Removing the phosphorus that causes toxic algal blooms in bodies of water around the world is a huge challenge for conservationists. The Everglades Foundation hopes that a $10 million prize will spur the development of cost-effective technology that can lick the problem.
Today, the Palmetto Bay, Florida–based foundation officially launched the George Barley Water Prize, with the goal of removing phosphorus from the water at a cost that doesn’t exceed $120 a kilogram. “It’s going to be hard to get there, but we trust that someone somewhere has the capabilities,” says Melodie Naja, chief scientist at the foundation.
The need is pressing. In May, Lake Okeechobee—the largest freshwater lake in the state of Florida—was hit with an algae bloom that extended across 33 miles. Unusually heavy rains forced water districts to drain other lakes and rivers earlier than usual to avoid flooding. That action funneled warm, nitrogen-rich water through the St. Lucie Canal into Lake Okeechobee.
Algae blooms are typically caused by agricultural runoff or sewage that dumps large amounts of nitrogen and phosphorus into the water. The removal of phosphorus and algae is a long and expensive process. The Barley prize, named after the co-founder of the foundation, aims to find a better and cheaper way.

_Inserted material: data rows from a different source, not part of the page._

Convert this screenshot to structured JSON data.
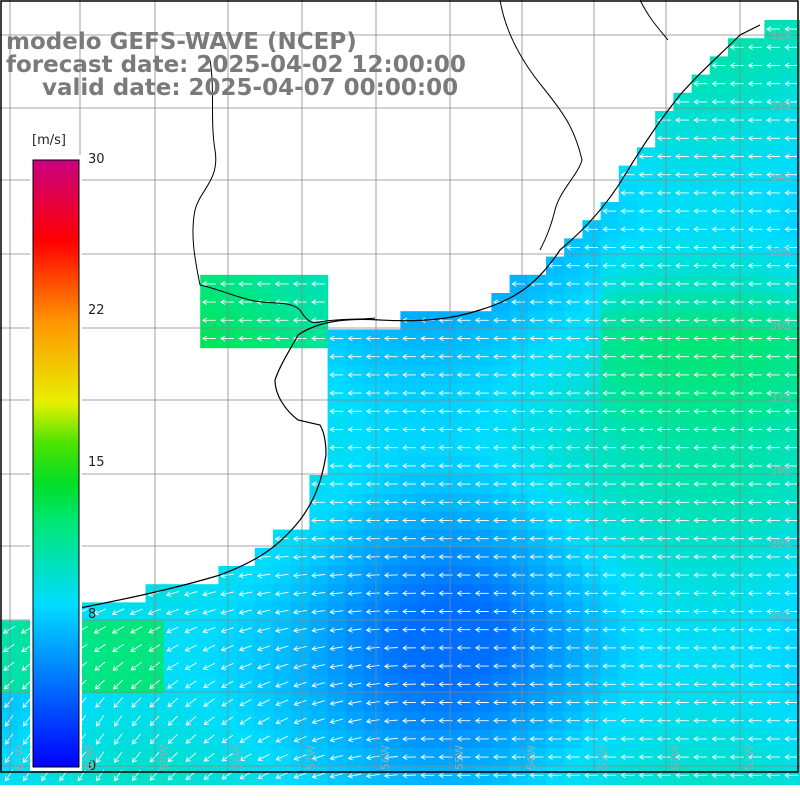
{
  "title": {
    "model": "modelo GEFS-WAVE (NCEP)",
    "forecast": "forecast date: 2025-04-02 12:00:00",
    "valid": "valid date: 2025-04-07 00:00:00"
  },
  "colorbar": {
    "unit": "[m/s]",
    "min": 0,
    "max": 30,
    "ticks": [
      "30",
      "22",
      "15",
      "8",
      "0"
    ],
    "tick_values": [
      30,
      22,
      15,
      8,
      0
    ]
  },
  "lat_labels": [
    "32S",
    "33S",
    "34S",
    "35S",
    "36S",
    "37S",
    "38S",
    "39S",
    "40S"
  ],
  "lon_labels": [
    "61W",
    "60W",
    "59W",
    "58W",
    "57W",
    "56W",
    "55W",
    "54W",
    "53W",
    "52W",
    "51W"
  ],
  "colors": {
    "land": "#ffffff",
    "grid": "#808080",
    "coast": "#000000",
    "arrow": "#ffffff"
  },
  "wind_field_note_level_ms": {
    "open_sea_min": 6,
    "open_sea_max": 11,
    "nearshore_south": 12
  }
}
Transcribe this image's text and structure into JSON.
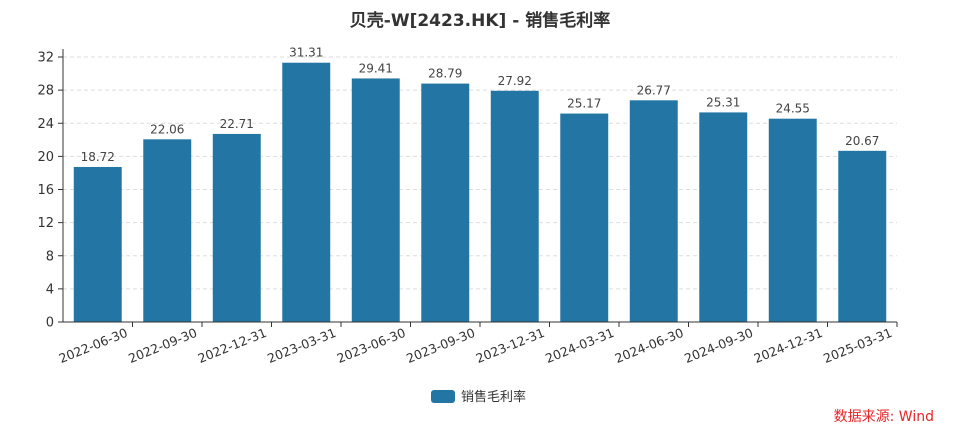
{
  "chart_data": {
    "type": "bar",
    "title": "贝壳-W[2423.HK] - 销售毛利率",
    "categories": [
      "2022-06-30",
      "2022-09-30",
      "2022-12-31",
      "2023-03-31",
      "2023-06-30",
      "2023-09-30",
      "2023-12-31",
      "2024-03-31",
      "2024-06-30",
      "2024-09-30",
      "2024-12-31",
      "2025-03-31"
    ],
    "series": [
      {
        "name": "销售毛利率",
        "values": [
          18.72,
          22.06,
          22.71,
          31.31,
          29.41,
          28.79,
          27.92,
          25.17,
          26.77,
          25.31,
          24.55,
          20.67
        ]
      }
    ],
    "data_labels": [
      "18.72",
      "22.06",
      "22.71",
      "31.31",
      "29.41",
      "28.79",
      "27.92",
      "25.17",
      "26.77",
      "25.31",
      "24.55",
      "20.67"
    ],
    "ylim": [
      0,
      32
    ],
    "yticks": [
      0,
      4,
      8,
      12,
      16,
      20,
      24,
      28,
      32
    ],
    "ytick_labels": [
      "0",
      "4",
      "8",
      "12",
      "16",
      "20",
      "24",
      "28",
      "32"
    ],
    "grid": true,
    "legend_position": "bottom-center",
    "colors": {
      "bar": "#2376a4",
      "grid": "#dddddd",
      "axis": "#333333",
      "source": "#e8262a"
    }
  },
  "source_text": "数据来源: Wind"
}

The competition officially opens today, and in 6 months the foundation plans to award a total of $35,000 to a handful of teams with good ideas. The remaining competitors will then be asked to demonstrate how their technology performs under specific conditions. The foundation will choose one team to scale up the technology and receive the grand prize.
“These type of initiatives are really important,” says Tim Davis, an ecologist at the National Oceanic and Atmospheric Administration Great Lakes Environmental Research Laboratory in Ann Arbor, Michigan. “And being able to have funding to help implement strategies and innovations that will reduce [phosphorous] is a key component to reducing harmful algal blooms and bringing lakes back to a healthy state.”
Nitrogen is another culprit in toxic algal blooms, Davis says, “but we don’t have the same amount of data and models for nitrogen.” He calls reducing phosphorous “a great first step” toward finding a comprehensive solution to this serious problem.